City hears plea to save downtown mural from planned apartment project
Before developers can start construction on a seven-story, downtown apartment building, city commissioners want them to deal with a more ground-level problem — how to save a prominent mural on a building slated to be demolished by the project.
Commissioners directed a development group led by Lawrence businessmen Doug Compton and Mike Treanor to have discussions with interested members of the arts community about how a 2007 mural by noted Lawrence artist Dave Loewenstein can be saved near the northeast corner of Ninth and New Hampshire streets.
“It really is an important piece of art for the entire state of Kansas,” Susan Earle, curator at Kansas University’s Spencer Museum of Art said of the piece, which is entitled Pollinators, and features seven black artists who have ties to Kansas.
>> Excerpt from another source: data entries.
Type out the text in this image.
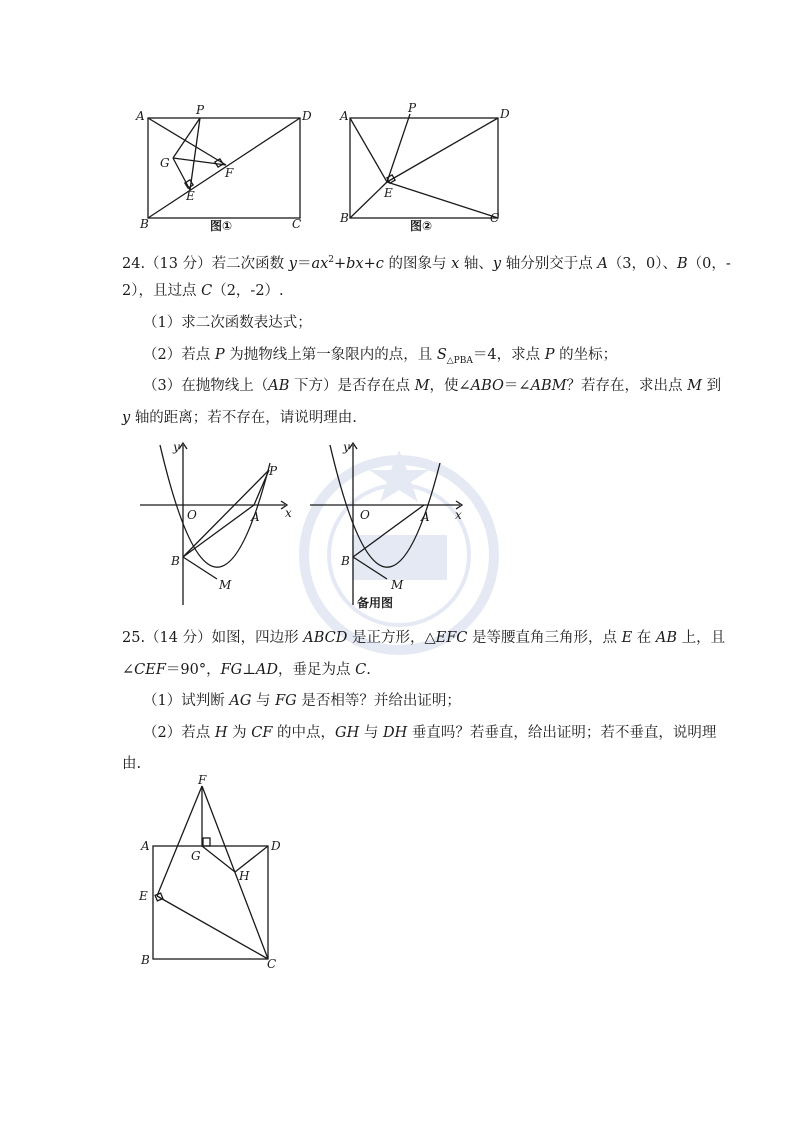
A	P	D
G
F
E
B	C
图①
A
P	D
E
B	C
图②
24.（13 分）若二次函数 $y=ax^2+bx+c$ 的图象与 x 轴、y 轴分别交于点 A（3，0）、B（0，-
2），且过点 C（2，-2）.
（1）求二次函数表达式；
（2）若点 P 为抛物线上第一象限内的点，且 $S_{\triangle PBA}=4$，求点 P 的坐标；
（3）在抛物线上（AB 下方）是否存在点 M，使∠ABO＝∠ABM？若存在，求出点 M 到
y 轴的距离；若不存在，请说明理由.
y
x
O	A
B
M
P
y
x
O	A
B
M
备用图
25.（14 分）如图，四边形 ABCD 是正方形，△EFC 是等腰直角三角形，点 E 在 AB 上，且
∠CEF＝90°，FG⊥AD，垂足为点 C.
（1）试判断 AG 与 FG 是否相等？并给出证明；
（2）若点 H 为 CF 的中点，GH 与 DH 垂直吗？若垂直，给出证明；若不垂直，说明理
由.
F
A
G
D
H
E
B	C
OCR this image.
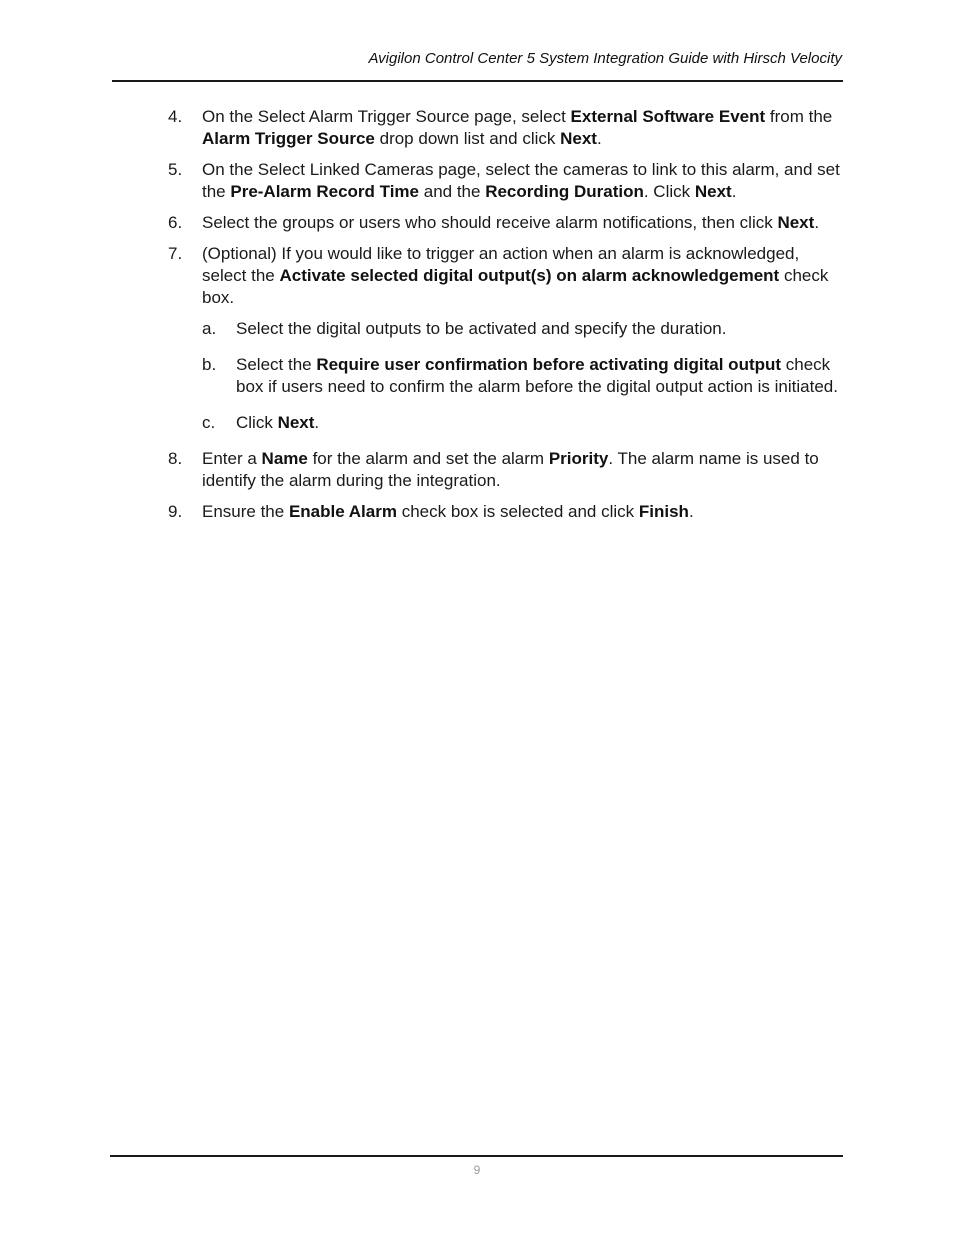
Avigilon Control Center 5 System Integration Guide with Hirsch Velocity
4. On the Select Alarm Trigger Source page, select External Software Event from the Alarm Trigger Source drop down list and click Next.
5. On the Select Linked Cameras page, select the cameras to link to this alarm, and set the Pre-Alarm Record Time and the Recording Duration. Click Next.
6. Select the groups or users who should receive alarm notifications, then click Next.
7. (Optional) If you would like to trigger an action when an alarm is acknowledged, select the Activate selected digital output(s) on alarm acknowledgement check box.
a. Select the digital outputs to be activated and specify the duration.
b. Select the Require user confirmation before activating digital output check box if users need to confirm the alarm before the digital output action is initiated.
c. Click Next.
8. Enter a Name for the alarm and set the alarm Priority. The alarm name is used to identify the alarm during the integration.
9. Ensure the Enable Alarm check box is selected and click Finish.
9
The art museum commissioned the mural in 2007. Earle said the museum has had preliminary discussions with the development group about saving the approximately 20 by 80 foot mural.
The mural is on the northern wall of the former Black Hills Energy building at the northeast corner of Ninth and New Hampshire streets. The building could be torn down later this year to make way for a 114-unit apartment building.
Commissioners at their weekly meeting stopped short of saying they would require the mural to be saved before giving the project its final approval. But they said the issue was a serious one.
“A discussion about the mural can’t be put off,” Mayor Mike Dever said. “I want to see what it would take to move the wall or reproduce it, as a worst-case scenario.”
Several mural supporters said they wanted to see if the wall could be left in its current location and incorporated into the design of the building.
The mural currently is adjacent to the site of the Lawrence Farmers Market. Loewenstein said the work was designed to be near the activity of the farmer’s market. The mural uses a theme of pollination to show how painter Aaron Douglas, photographer Gordon Parks, poet Langston Hughes and other black artists had their roots in Kansas but spread to other parts of the globe.
Bill Fleming, an attorney for the development group, said the new building is being designed to include space for a mural and public art, but he said he did not know all of the options available for saving the existing mural.
Commissioners asked for an update on the issue at their April 8 meeting, when they will have a public hearing about an incentive request for the apartment project.